Improvement of sleep quality by controlled-release melatonin in benzodiazepine-treated elderly insomniacs

Arch Gerontol Geriatr. 1997 Mar-Apr;24(2):223-31. doi: 10.1016/s0167-4943(96)00754-6.


Benzodiazepines are widely used in the elderly population for the initiation of sleep. However, very frequently, complaints about poor sleep maintenance persist despite benzodiazepine treatment. Melatonin, a hormone produced by the pineal gland at night, is involved in the regulation of the sleep/wake cycle. Melatonin production decreases with age and can also be inhibited by benzodiazepines. We have recently reported on the association between insomnia and impaired melatonin output in the elderly. In the present study we have investigated the efficacy of melatonin replacement therapy in improving sleep in 21 elderly subjects who have been taking benzodiazepines and had low melatonin output. In a randomized, double-blind, crossover designed study the subjects were treated for three weeks with 2 mg per night of controlled-release melatonin and for 3 weeks with placebo, 2 h before desired bedtime with a 1-week washout period between treatment periods. Subjects' sleep was assessed by wrist actigraphy.
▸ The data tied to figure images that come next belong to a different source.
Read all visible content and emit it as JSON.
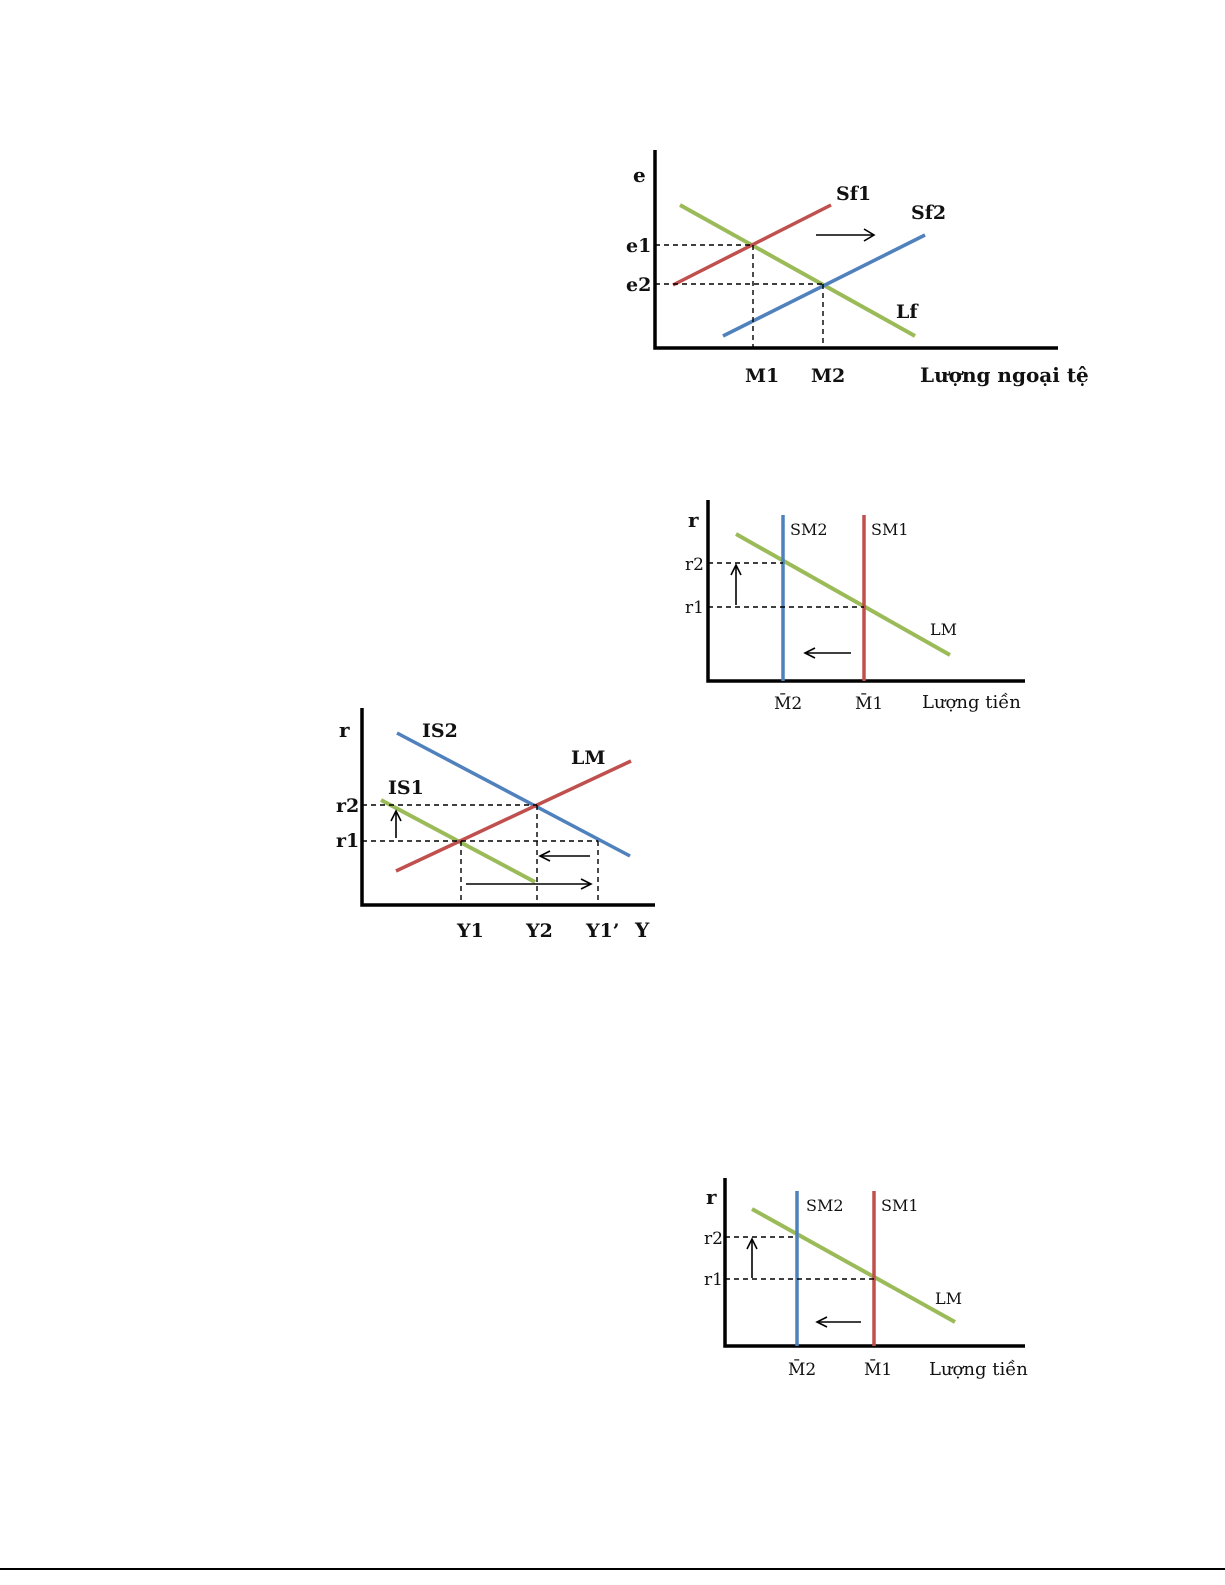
{
  "colors": {
    "demand_curve": "#9bbb59",
    "supply_curve_1": "#c0504d",
    "supply_curve_2": "#4f81bd"
  },
  "fx_diagram": {
    "y_axis_label": "e",
    "x_axis_label": "Lượng ngoại tệ",
    "y_ticks": [
      "e1",
      "e2"
    ],
    "x_ticks": [
      "M1",
      "M2"
    ],
    "curves": {
      "supply1": "Sf1",
      "supply2": "Sf2",
      "demand": "Lf"
    }
  },
  "money_diagram_1": {
    "y_axis_label": "r",
    "x_axis_label": "Lượng tiền",
    "y_ticks": [
      "r2",
      "r1"
    ],
    "x_ticks": [
      "M̄2",
      "M̄1"
    ],
    "curves": {
      "supply2": "SM2",
      "supply1": "SM1",
      "demand": "LM"
    }
  },
  "islm_diagram": {
    "y_axis_label": "r",
    "x_axis_label": "Y",
    "y_ticks": [
      "r2",
      "r1"
    ],
    "x_ticks": [
      "Y1",
      "Y2",
      "Y1’"
    ],
    "curves": {
      "is2": "IS2",
      "is1": "IS1",
      "lm": "LM"
    }
  },
  "money_diagram_2": {
    "y_axis_label": "r",
    "x_axis_label": "Lượng tiền",
    "y_ticks": [
      "r2",
      "r1"
    ],
    "x_ticks": [
      "M̄2",
      "M̄1"
    ],
    "curves": {
      "supply2": "SM2",
      "supply1": "SM1",
      "demand": "LM"
    }
  }
}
Melatonin treatment significantly increased sleep efficiency and total sleep time and decreased wake after sleep onset, sleep latency, number of awakenings and fragmental index, as compared to placebo. The results of our study indicate that melatonin replacement therapy can improve sleep quality in the elderly and that the beneficial effects are augmented in the presence of benzodiazepines.